Oh, and I believe that the July 4th get together is going to happen. Dylan and I will go and get the address for the park and get the invites out this week. It will be good to see everybody!!!!!

Sunday, June 23, 2002

Thank you Dylan for the new pictures.....

Bad cat day....

So I awaken to find out that my one black and white kitty, Tiny Mite, is not doing well. He doesn't want to eat anything, wants to be left alone (which is not unusual for him) and the front of his mouth looks swollen...I am thinking a bad tooth but I can't get close enough to tell. So, I am pampering him ( boiled chicken and rice and then pureed it for him) and am giving him some time so I can take a look at him. Now I am trying to type and have Boogie Monster on my lap...and that only happens when he is in trouble and needs his mama for comfort and protection....haven't figured out what he has done yet. He is a real babe, but thinks that he needs to show you his love by biting you...doesn't work for me.
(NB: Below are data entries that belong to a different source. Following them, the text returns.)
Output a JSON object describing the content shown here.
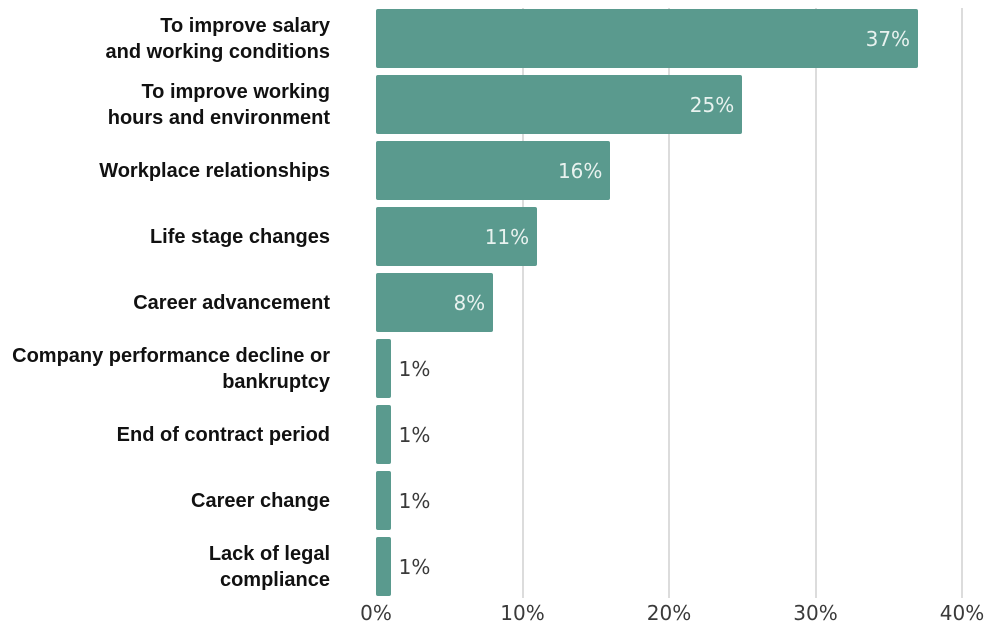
{
  "chart_data": {
    "type": "bar",
    "orientation": "horizontal",
    "categories": [
      [
        "To improve salary",
        "and working conditions"
      ],
      [
        "To improve working",
        "hours and environment"
      ],
      [
        "Workplace relationships"
      ],
      [
        "Life stage changes"
      ],
      [
        "Career advancement"
      ],
      [
        "Company performance decline or",
        "bankruptcy"
      ],
      [
        "End of contract period"
      ],
      [
        "Career change"
      ],
      [
        "Lack of legal",
        "compliance"
      ]
    ],
    "values": [
      37,
      25,
      16,
      11,
      8,
      1,
      1,
      1,
      1
    ],
    "value_labels": [
      "37%",
      "25%",
      "16%",
      "11%",
      "8%",
      "1%",
      "1%",
      "1%",
      "1%"
    ],
    "xlim": [
      0,
      40
    ],
    "x_ticks": [
      0,
      10,
      20,
      30,
      40
    ],
    "x_tick_labels": [
      "0%",
      "10%",
      "20%",
      "30%",
      "40%"
    ],
    "grid": "vertical",
    "legend": "none",
    "title": "",
    "xlabel": "",
    "ylabel": "",
    "colors": {
      "bar": "#5a9a8e",
      "label_inside": "#e8f2ef",
      "label_outside": "#3a3a3a",
      "grid": "#dcdcdc"
    }
  }
}
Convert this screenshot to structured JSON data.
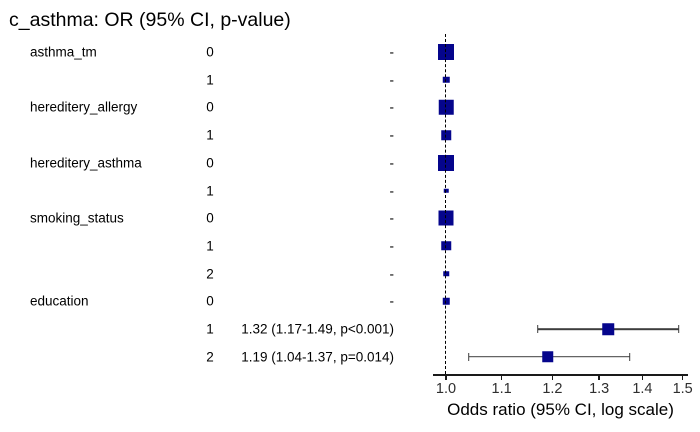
{
  "title": "c_asthma: OR (95% CI, p-value)",
  "colors": {
    "marker": "#05058C",
    "ci_line": "#3D3D3D",
    "axis": "#1A1A1A",
    "reference_line": "#000000",
    "background": "#FFFFFF"
  },
  "chart_data": {
    "type": "forest",
    "title": "c_asthma: OR (95% CI, p-value)",
    "xlabel": "Odds ratio (95% CI, log scale)",
    "x_scale": "log",
    "x_ticks": [
      1.0,
      1.1,
      1.2,
      1.3,
      1.4,
      1.5
    ],
    "x_tick_labels": [
      "1.0",
      "1.1",
      "1.2",
      "1.3",
      "1.4",
      "1.5"
    ],
    "xlim": [
      1.0,
      1.5
    ],
    "reference_line_x": 1.0,
    "legend": null,
    "grid": false,
    "rows": [
      {
        "variable": "asthma_tm",
        "level": "0",
        "estimate_label": "-",
        "or": 1.0,
        "ci_low": null,
        "ci_high": null,
        "p_value": null,
        "reference": true,
        "marker_size": 16
      },
      {
        "variable": "",
        "level": "1",
        "estimate_label": "-",
        "or": 1.0,
        "ci_low": null,
        "ci_high": null,
        "p_value": null,
        "reference": true,
        "marker_size": 6.5
      },
      {
        "variable": "hereditery_allergy",
        "level": "0",
        "estimate_label": "-",
        "or": 1.0,
        "ci_low": null,
        "ci_high": null,
        "p_value": null,
        "reference": true,
        "marker_size": 14.5
      },
      {
        "variable": "",
        "level": "1",
        "estimate_label": "-",
        "or": 1.0,
        "ci_low": null,
        "ci_high": null,
        "p_value": null,
        "reference": true,
        "marker_size": 9.5
      },
      {
        "variable": "hereditery_asthma",
        "level": "0",
        "estimate_label": "-",
        "or": 1.0,
        "ci_low": null,
        "ci_high": null,
        "p_value": null,
        "reference": true,
        "marker_size": 16
      },
      {
        "variable": "",
        "level": "1",
        "estimate_label": "-",
        "or": 1.0,
        "ci_low": null,
        "ci_high": null,
        "p_value": null,
        "reference": true,
        "marker_size": 4.5
      },
      {
        "variable": "smoking_status",
        "level": "0",
        "estimate_label": "-",
        "or": 1.0,
        "ci_low": null,
        "ci_high": null,
        "p_value": null,
        "reference": true,
        "marker_size": 15
      },
      {
        "variable": "",
        "level": "1",
        "estimate_label": "-",
        "or": 1.0,
        "ci_low": null,
        "ci_high": null,
        "p_value": null,
        "reference": true,
        "marker_size": 9.5
      },
      {
        "variable": "",
        "level": "2",
        "estimate_label": "-",
        "or": 1.0,
        "ci_low": null,
        "ci_high": null,
        "p_value": null,
        "reference": true,
        "marker_size": 5.5
      },
      {
        "variable": "education",
        "level": "0",
        "estimate_label": "-",
        "or": 1.0,
        "ci_low": null,
        "ci_high": null,
        "p_value": null,
        "reference": true,
        "marker_size": 6.5
      },
      {
        "variable": "",
        "level": "1",
        "estimate_label": "1.32 (1.17-1.49, p<0.001)",
        "or": 1.32,
        "ci_low": 1.17,
        "ci_high": 1.49,
        "p_value": "<0.001",
        "reference": false,
        "marker_size": 11.5
      },
      {
        "variable": "",
        "level": "2",
        "estimate_label": "1.19 (1.04-1.37, p=0.014)",
        "or": 1.19,
        "ci_low": 1.04,
        "ci_high": 1.37,
        "p_value": "=0.014",
        "reference": false,
        "marker_size": 11.5
      }
    ]
  }
}
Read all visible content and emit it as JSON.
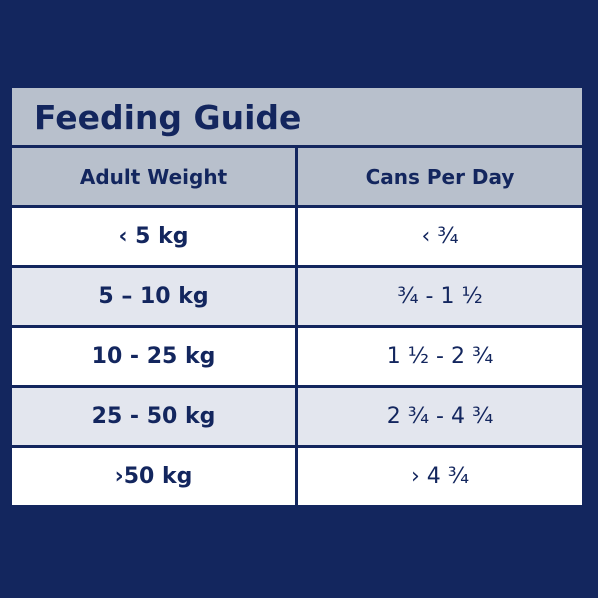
{
  "title": "Feeding Guide",
  "columns": {
    "weight": "Adult Weight",
    "cans": "Cans Per Day"
  },
  "rows": [
    {
      "weight": "‹ 5 kg",
      "cans": "‹ ¾"
    },
    {
      "weight": "5 – 10 kg",
      "cans": "¾ - 1 ½"
    },
    {
      "weight": "10 - 25 kg",
      "cans": "1 ½ - 2 ¾"
    },
    {
      "weight": "25 - 50 kg",
      "cans": "2 ¾ - 4 ¾"
    },
    {
      "weight": "›50 kg",
      "cans": "› 4 ¾"
    }
  ],
  "colors": {
    "navy": "#13265e",
    "header_gray": "#b8c0cc",
    "row_light": "#e3e6ee",
    "row_white": "#ffffff"
  }
}
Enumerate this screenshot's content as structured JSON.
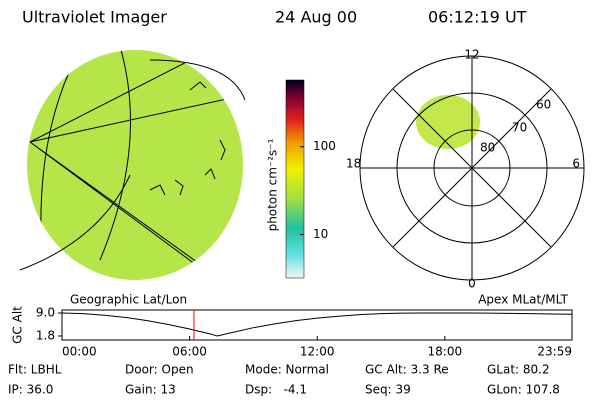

Anyways, had a great time with my mom on Friday after work. I came home and we did Petsmart and Petco shopping, then went to Media Play and bought her a whole bunch of new books and I got a few new books and three new cd's....."The X-cutioners", "Peter Gabriel's Last Temptation of Christ", and "Korn".....I can already hear Jeffy and Scotty groaning. Also, I have discovered that ever since "coming out" to my mom about being a witch, I am always getting approached in book stores by other folks about it and having great conversations. While in the check out line a VERY attractive blonde chick, probably in her late 30's or early 40's started asking if I was in a coven or a solitary practioner, have I ever read anything by Scott Cunningham (that is the author who actually pointed me in the correct direction) as he is her favorite author, have I read this that and the other...blah blah blah....which my mom was just amazed over. I have also discoverd that my Saturn Vue is a talk show piece....I have now had three men, all in different weeks and at different locations, actually stop me in a parking lot to talk to me about my Vue, the beautiful color, do I really love it, have I ever owned another Saturn....blah blah blah. So, I now officially own a "conversation starter"....FUCKING YEAH!!!